I thought of the frogmen this weekend as my phone kept updating me on the strange objects we’ve lately begun shooting down in our airspace. Had there really been three more UFOs downed since we obliterated that Chinese spy balloon off the coast of South Carolina on February 4? Apparently so: One was shot down over the Yukon, another over Alaska, and the last one over Lake Huron.

The publicly available details on these flying objects and their downing don’t add up to a coherent story. Some of the news stories make the objects seem extremely low-tech and low-grade — but according to CNN, some pilots had reported that the object shot down over Alaska “interfered with their sensors.” What’s more, the government has been clear that the balloon shot down off the coast of South Carolina was not really similar to the three subsequently downed objects.

“These objects did not closely resemble and were much smaller than the PRC balloon and we will not definitively characterize them until we can recover the debris, which we are working on,” CNN quoted a National Security Council spokesperson as saying. Some of them have been called balloons. Another was described as a “cylindrical object.” And the last one was reported to be octagonal. We still haven’t recovered anything from the one shot down over Alaska on Friday.

A Washington Post report made the startling implication that the reason for the rash of sightings may be that, until recently, we’d set our radars and sensors to automatically filter out too much information:

“We basically opened the filters,” the official added, much like a car buyer unchecking boxes on a website to broaden the parameters of what can be searched. That change does not yet fully answer what is going on, the official cautioned, and whether stepping back to look at more data is yielding more hits — or if these latest incursions are part of a more deliberate action by an unknown country or adversary.

In other words, we’d been proceeding from a preconceived notion of what we should be seeing in the sky, and our systems therefore failed to see what was actually in the sky until someone in the Pacific Northwest saw it with their own eyes.

Speculation among informed observers hasn’t clarified the mysteries surrounding this story. Some aeronautics reporters must be feeling vindicated, having previously warned of evidence that China was developing exotic airships. But beyond that, it’s impossible to know much of anything. Perhaps these objects are just a form of low-tech surveillance taking advantage of our blindness, to take sub-satellite-level pictures and video. Perhaps they’re something more sinister, such as a test of a weapons-delivery system that has proven itself useful at evading detection until now, or a first-strike device designed to deliver an electromagnetic-pulse attack. Or perhaps they’re just an attempt to surveil our top-secret planes outside of the normal orbit schedule of satellites.

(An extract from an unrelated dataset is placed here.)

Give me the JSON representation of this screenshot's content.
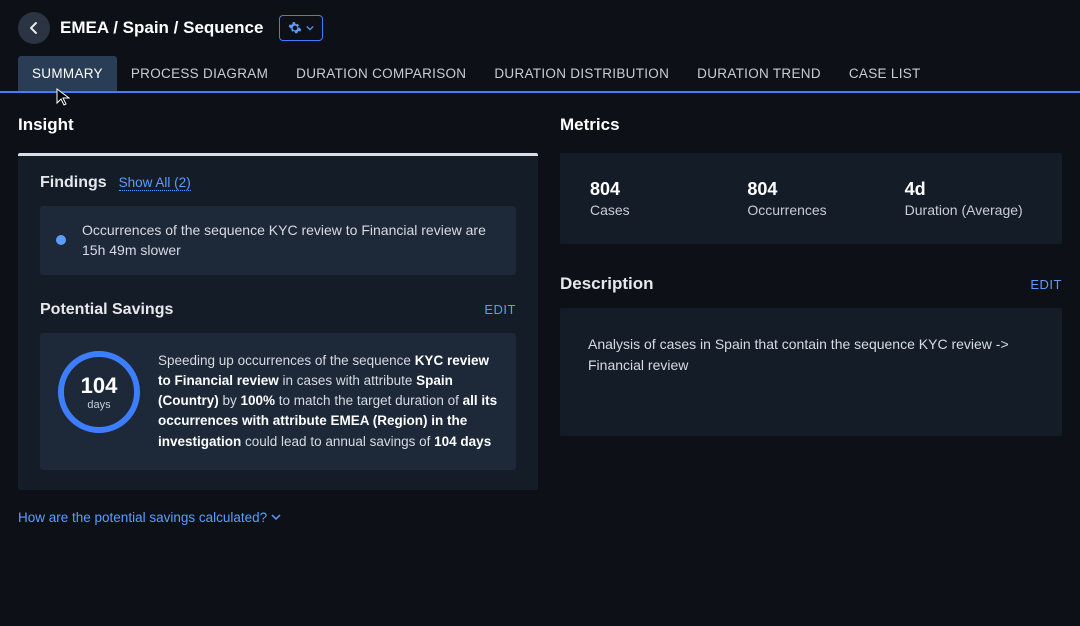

Without hard facts, we can only wonder. So, we need President Biden to do what he conspicuously avoided doing in his State of the Union address: We need him to give us a rough idea of what is really going on. We need him to tell us whether these flying objects are a scary new technology or merely a 21st-century version of “chaff” designed to neutralize our technological superiority. Because the longer he stays silent, the more speculation will grow — and the more it will seem like he doesn’t know what’s going on any more than we do.